Recognition of current competence
One member has put forward the idea of recognition of current competence as a way of reducing the time spent by volunteers on training.
Volunteers regularly respond alongside their St John partners, could the frequency of response, and the skills maintained, be enough to recognise current competency reducing the requirement for refreshers?
Reports could be run through SMS medical response events to check who responded. A matrix could be used that analyses the number of calls each individual attended. A threshold minimum number could be applied to ensure that each person reaches that threshold to recognise current competency.
Recognition of current competence won’t be suitable for all volunteers.
The UFBA’s take on this
We understand that these are significant concerns for many brigades. We appreciate the risks Fire and Emergency raises in relation to splitting training and are very pleased to note that online training will be offered.

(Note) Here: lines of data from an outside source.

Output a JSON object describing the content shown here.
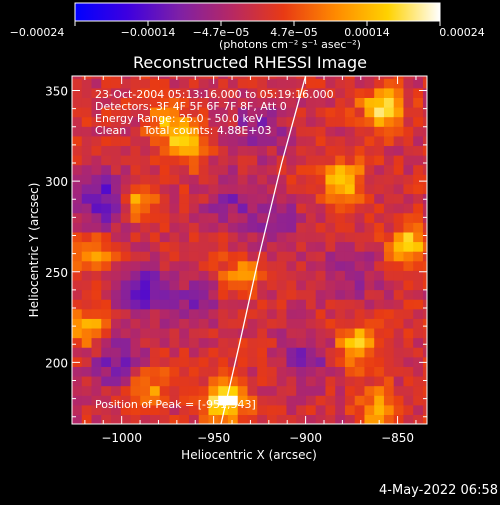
{
  "chart_data": {
    "type": "heatmap",
    "title": "Reconstructed RHESSI Image",
    "xlabel": "Heliocentric X (arcsec)",
    "ylabel": "Heliocentric Y (arcsec)",
    "xlim": [
      -1027,
      -834
    ],
    "ylim": [
      166,
      358
    ],
    "x_ticks": [
      -1000,
      -950,
      -900,
      -850
    ],
    "x_tick_labels": [
      "−1000",
      "−950",
      "−900",
      "−850"
    ],
    "y_ticks": [
      200,
      250,
      300,
      350
    ],
    "y_tick_labels": [
      "200",
      "250",
      "300",
      "350"
    ],
    "colorbar": {
      "range": [
        -0.00024,
        0.00024
      ],
      "tick_labels": [
        "−0.00024",
        "−0.00014",
        "−4.7e−05",
        "4.7e−05",
        "0.00014",
        "0.00024"
      ],
      "units_label": "(photons cm⁻² s⁻¹ asec⁻²)",
      "colors": [
        "#0000ff",
        "#3d00e0",
        "#7e20a6",
        "#b62864",
        "#e83a14",
        "#ff8a00",
        "#ffd200",
        "#ffffff"
      ]
    },
    "annotations": [
      "23-Oct-2004 05:13:16.000 to 05:19:16.000",
      "Detectors: 3F 4F 5F 6F 7F 8F, Att 0",
      "Energy Range: 25.0 - 50.0 keV",
      "Clean     Total counts: 4.88E+03"
    ],
    "peak_label": "Position of Peak = [-951,343]",
    "peak_position": [
      -951,
      343
    ],
    "limb_curve": [
      [
        -946,
        166
      ],
      [
        -936,
        210
      ],
      [
        -925,
        260
      ],
      [
        -913,
        310
      ],
      [
        -900,
        358
      ]
    ],
    "hot_sources": [
      {
        "x": -944,
        "y": 180,
        "strength": 0.00024
      },
      {
        "x": -880,
        "y": 300,
        "strength": 0.00018
      },
      {
        "x": -858,
        "y": 340,
        "strength": 0.0002
      },
      {
        "x": -843,
        "y": 265,
        "strength": 0.00017
      },
      {
        "x": -872,
        "y": 210,
        "strength": 0.00016
      },
      {
        "x": -860,
        "y": 175,
        "strength": 0.00014
      },
      {
        "x": -965,
        "y": 320,
        "strength": 0.00014
      },
      {
        "x": -992,
        "y": 290,
        "strength": 0.00015
      },
      {
        "x": -975,
        "y": 333,
        "strength": 0.00012
      },
      {
        "x": -985,
        "y": 186,
        "strength": 0.00012
      },
      {
        "x": -1018,
        "y": 220,
        "strength": 0.00013
      },
      {
        "x": -1015,
        "y": 260,
        "strength": 0.00011
      },
      {
        "x": -935,
        "y": 248,
        "strength": 0.00011
      }
    ],
    "cold_sources": [
      {
        "x": -1010,
        "y": 290,
        "strength": -0.00015
      },
      {
        "x": -990,
        "y": 240,
        "strength": -0.00012
      },
      {
        "x": -1002,
        "y": 200,
        "strength": -0.0001
      },
      {
        "x": -960,
        "y": 232,
        "strength": -8e-05
      },
      {
        "x": -900,
        "y": 202,
        "strength": -9e-05
      },
      {
        "x": -925,
        "y": 330,
        "strength": -9e-05
      },
      {
        "x": -915,
        "y": 275,
        "strength": -8e-05
      },
      {
        "x": -875,
        "y": 250,
        "strength": -7e-05
      },
      {
        "x": -940,
        "y": 290,
        "strength": -8e-05
      }
    ]
  },
  "footer": {
    "timestamp": "4-May-2022 06:58"
  }
}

We ask Fire and Emergency to continue to cover the cost of splitting training across two weekday evenings until online training is available. We believe that this cost is less than the cost to volunteers who might reasonably expect to spend their Saturdays with family and friends, particularly in these uncertain times.
We also request that Fire and Emergency considers recognition of current competence as suggested here.
We will continue to work with Fire and Emergency staff to find a resolution to this situation.